The final verdict on affirmative action will have to wait another year, because the Supreme Court, in a 7-1 decision, sent the challenge to the program at the University of Texas back to the lower court. In effect, this is a setback for the school’s race-based affirmative action policy.

What the justices have determined is that the ball is now in federal appeals’ court, where the school’s admission plan must be carefully weighed, so much so that in the end, it will convince the justices “that no workable race-neutral alternatives would produce the educational benefits of diversity,” said Justice Anthony Kennedy, writing for the court.

It has taken the court five years to reach a no-decision. In 2008, Abigail Fisher, a white student, sued the University of Texas when she was denied entry. Since then, she has gone on to graduate from Louisiana State University.

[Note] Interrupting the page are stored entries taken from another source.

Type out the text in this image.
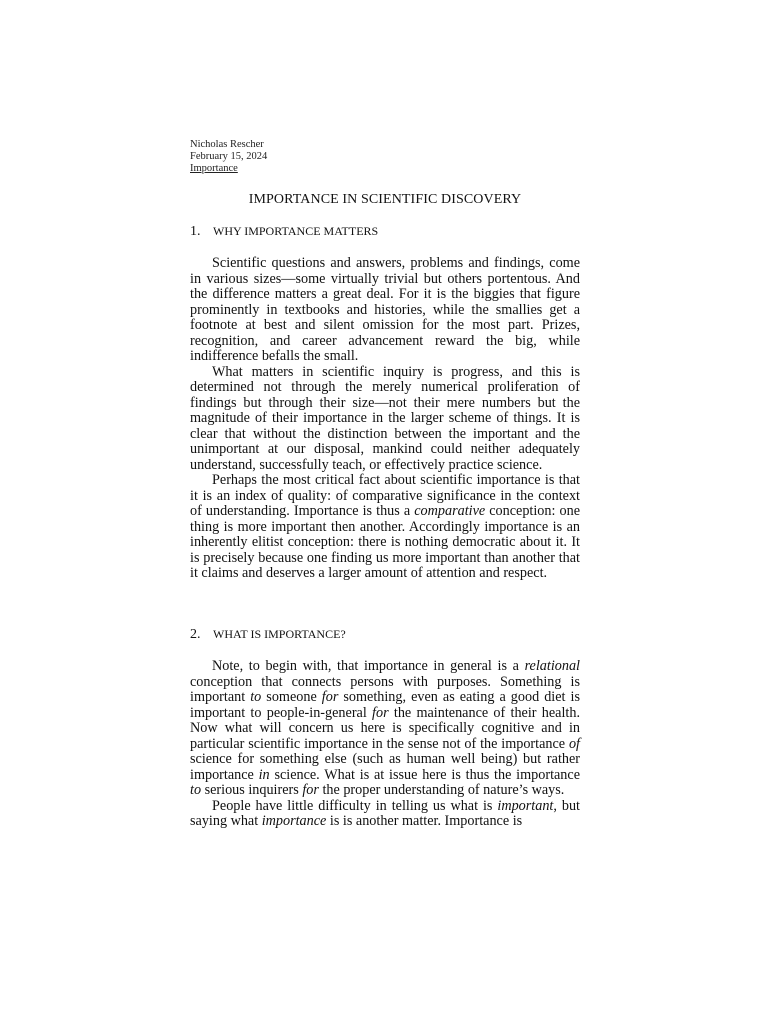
Nicholas Rescher
February 15, 2024
Importance
IMPORTANCE IN SCIENTIFIC DISCOVERY
1. WHY IMPORTANCE MATTERS

Scientific questions and answers, problems and findings, come in various sizes—some virtually trivial but others portentous. And the difference matters a great deal. For it is the biggies that figure prominently in textbooks and histories, while the smallies get a footnote at best and silent omission for the most part. Prizes, recognition, and career advancement reward the big, while indifference befalls the small.

What matters in scientific inquiry is progress, and this is determined not through the merely numerical proliferation of findings but through their size—not their mere numbers but the magnitude of their importance in the larger scheme of things. It is clear that without the distinction between the important and the unimportant at our disposal, mankind could neither adequately understand, successfully teach, or effectively practice science.

Perhaps the most critical fact about scientific importance is that it is an index of quality: of comparative significance in the context of understanding. Importance is thus a comparative conception: one thing is more important then another. Accordingly importance is an inherently elitist conception: there is nothing democratic about it. It is precisely because one finding us more important than another that it claims and deserves a larger amount of attention and respect.

2. WHAT IS IMPORTANCE?

Note, to begin with, that importance in general is a relational conception that connects persons with purposes. Something is important to someone for something, even as eating a good diet is important to people-in-general for the maintenance of their health. Now what will concern us here is specifically cognitive and in particular scientific importance in the sense not of the importance of science for something else (such as human well being) but rather importance in science. What is at issue here is thus the importance to serious inquirers for the proper understanding of nature’s ways.

People have little difficulty in telling us what is important, but saying what importance is is another matter. Importance is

Even longer ago, in 2003, the court ruled favorably on affirmative action at the school, but that court was different from the current one, though it could have very easily decided to end affirmative action across the country. So the justices, except for Ruth Bader Ginsburg and Elena Kagan, are still delayed. That one vote in opposition to the decision belonged to Ginsburg. Kagan recused herself from the vote because of previous contact with elements of the case. If anything, the ruling was a compromise and overturns the decision by the 5th U.S. Circuit Court of Appeals in New Orleans that had upheld the Texas admission plan.

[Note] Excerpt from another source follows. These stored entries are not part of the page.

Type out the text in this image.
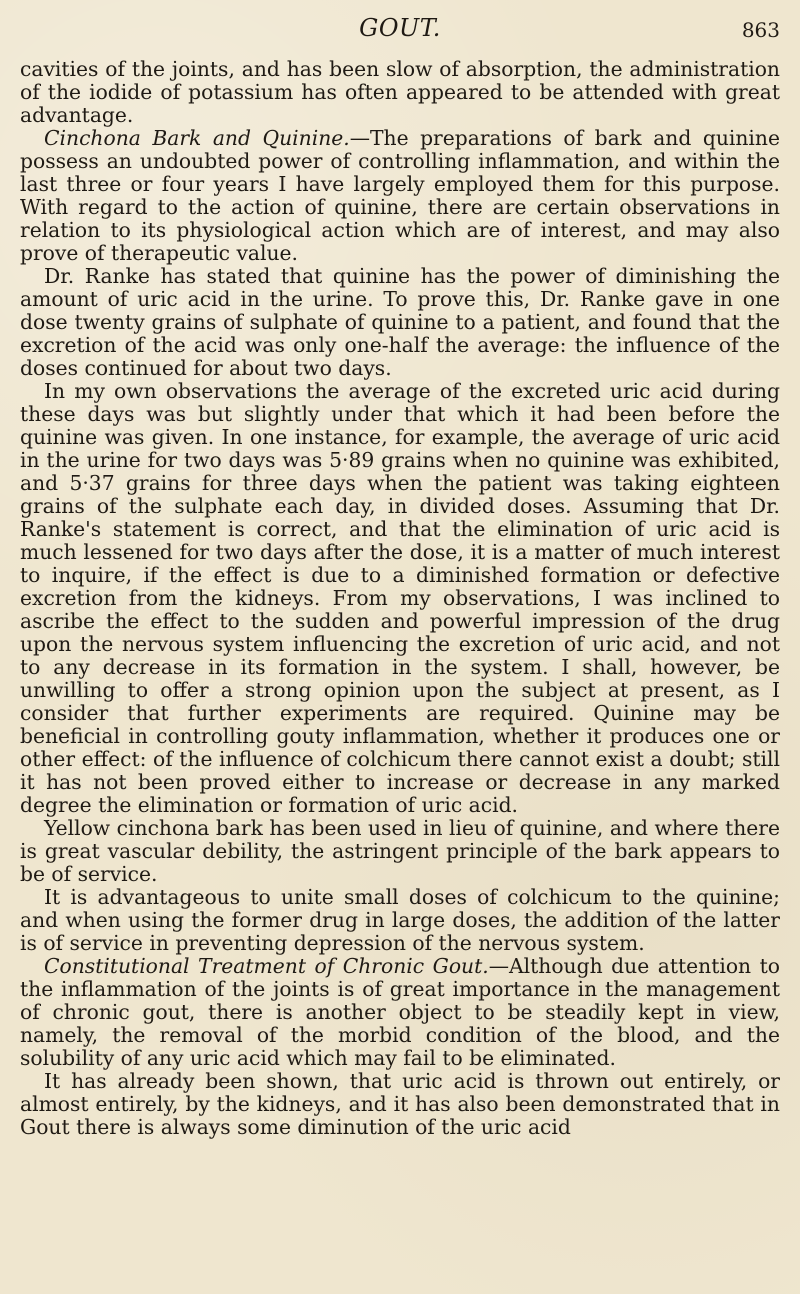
GOUT.	863

cavities of the joints, and has been slow of absorption, the administration of the iodide of potassium has often appeared to be attended with great advantage.

Cinchona Bark and Quinine.—The preparations of bark and quinine possess an undoubted power of controlling inflammation, and within the last three or four years I have largely employed them for this purpose. With regard to the action of quinine, there are certain observations in relation to its physiological action which are of interest, and may also prove of therapeutic value.

Dr. Ranke has stated that quinine has the power of diminishing the amount of uric acid in the urine. To prove this, Dr. Ranke gave in one dose twenty grains of sulphate of quinine to a patient, and found that the excretion of the acid was only one-half the average: the influence of the doses continued for about two days.

In my own observations the average of the excreted uric acid during these days was but slightly under that which it had been before the quinine was given. In one instance, for example, the average of uric acid in the urine for two days was 5·89 grains when no quinine was exhibited, and 5·37 grains for three days when the patient was taking eighteen grains of the sulphate each day, in divided doses. Assuming that Dr. Ranke's statement is correct, and that the elimination of uric acid is much lessened for two days after the dose, it is a matter of much interest to inquire, if the effect is due to a diminished formation or defective excretion from the kidneys. From my observations, I was inclined to ascribe the effect to the sudden and powerful impression of the drug upon the nervous system influencing the excretion of uric acid, and not to any decrease in its formation in the system. I shall, however, be unwilling to offer a strong opinion upon the subject at present, as I consider that further experiments are required. Quinine may be beneficial in controlling gouty inflammation, whether it produces one or other effect: of the influence of colchicum there cannot exist a doubt; still it has not been proved either to increase or decrease in any marked degree the elimination or formation of uric acid.

Yellow cinchona bark has been used in lieu of quinine, and where there is great vascular debility, the astringent principle of the bark appears to be of service.

It is advantageous to unite small doses of colchicum to the quinine; and when using the former drug in large doses, the addition of the latter is of service in preventing depression of the nervous system.

Constitutional Treatment of Chronic Gout.—Although due attention to the inflammation of the joints is of great importance in the management of chronic gout, there is another object to be steadily kept in view, namely, the removal of the morbid condition of the blood, and the solubility of any uric acid which may fail to be eliminated.

It has already been shown, that uric acid is thrown out entirely, or almost entirely, by the kidneys, and it has also been demonstrated that in Gout there is always some diminution of the uric acid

This ruling does not augur well for the next major decision from the court on the Voting Rights Act of 1965. It’s hard to believe that the court won’t take into consideration the wrong-headed notion that we live in a post-racial society with no better example than the successful election of President Barack Obama. The fact that we have a Black president by no means reduces racism or racial disparity in America. A cursory glance at a recent report by the Economic Policy Institute reveals the continuing hardships of employment, housing, health care and education for Black Americans.

There’s a good chance the justices will arrive at a similar compromise with their ruling on Section 5 of the Voting Rights Act, citing the increased levels of voter registration among African-Americans in districts, where, in the past, they experienced discrimination at the voting booth. The entire clamor during the last election surrounding voter suppression suggests that newer, subtler ways are being used to keep Blacks from exercising their franchise.

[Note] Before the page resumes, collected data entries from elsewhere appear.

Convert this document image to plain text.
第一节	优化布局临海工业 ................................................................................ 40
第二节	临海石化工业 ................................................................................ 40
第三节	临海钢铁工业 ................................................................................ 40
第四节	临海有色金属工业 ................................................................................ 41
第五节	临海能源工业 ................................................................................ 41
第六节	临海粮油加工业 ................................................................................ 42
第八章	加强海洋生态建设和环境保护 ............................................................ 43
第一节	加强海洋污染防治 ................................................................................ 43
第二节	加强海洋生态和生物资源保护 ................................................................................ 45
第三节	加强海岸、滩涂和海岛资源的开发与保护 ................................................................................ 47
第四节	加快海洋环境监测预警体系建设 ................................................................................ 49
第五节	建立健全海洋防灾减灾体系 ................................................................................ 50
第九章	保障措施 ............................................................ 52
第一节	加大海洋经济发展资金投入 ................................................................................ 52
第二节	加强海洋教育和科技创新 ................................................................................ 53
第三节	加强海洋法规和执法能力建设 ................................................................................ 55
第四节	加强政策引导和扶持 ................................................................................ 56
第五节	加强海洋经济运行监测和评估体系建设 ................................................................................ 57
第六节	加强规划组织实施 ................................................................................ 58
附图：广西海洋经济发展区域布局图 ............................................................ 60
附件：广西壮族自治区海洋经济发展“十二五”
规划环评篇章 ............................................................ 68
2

And we should not be surprised if the five conservative justices decide there’s no need to have a Section 5 because the obstacles Black voters faced in the past in certain parts of the country no longer exist. In this way of thinking, those areas would no longer have to get approval from the Justice Department to redraw their district lines, which is a means used nowadays to neutralize or nullify the impact of Black voters. Without enforcement of Section 5, Obama would have never been elected, because it was the unfettered shifting demographics that provided him the winning margin.

Expect a huge, sustained outcry from the public if the justices fail to do the right thing.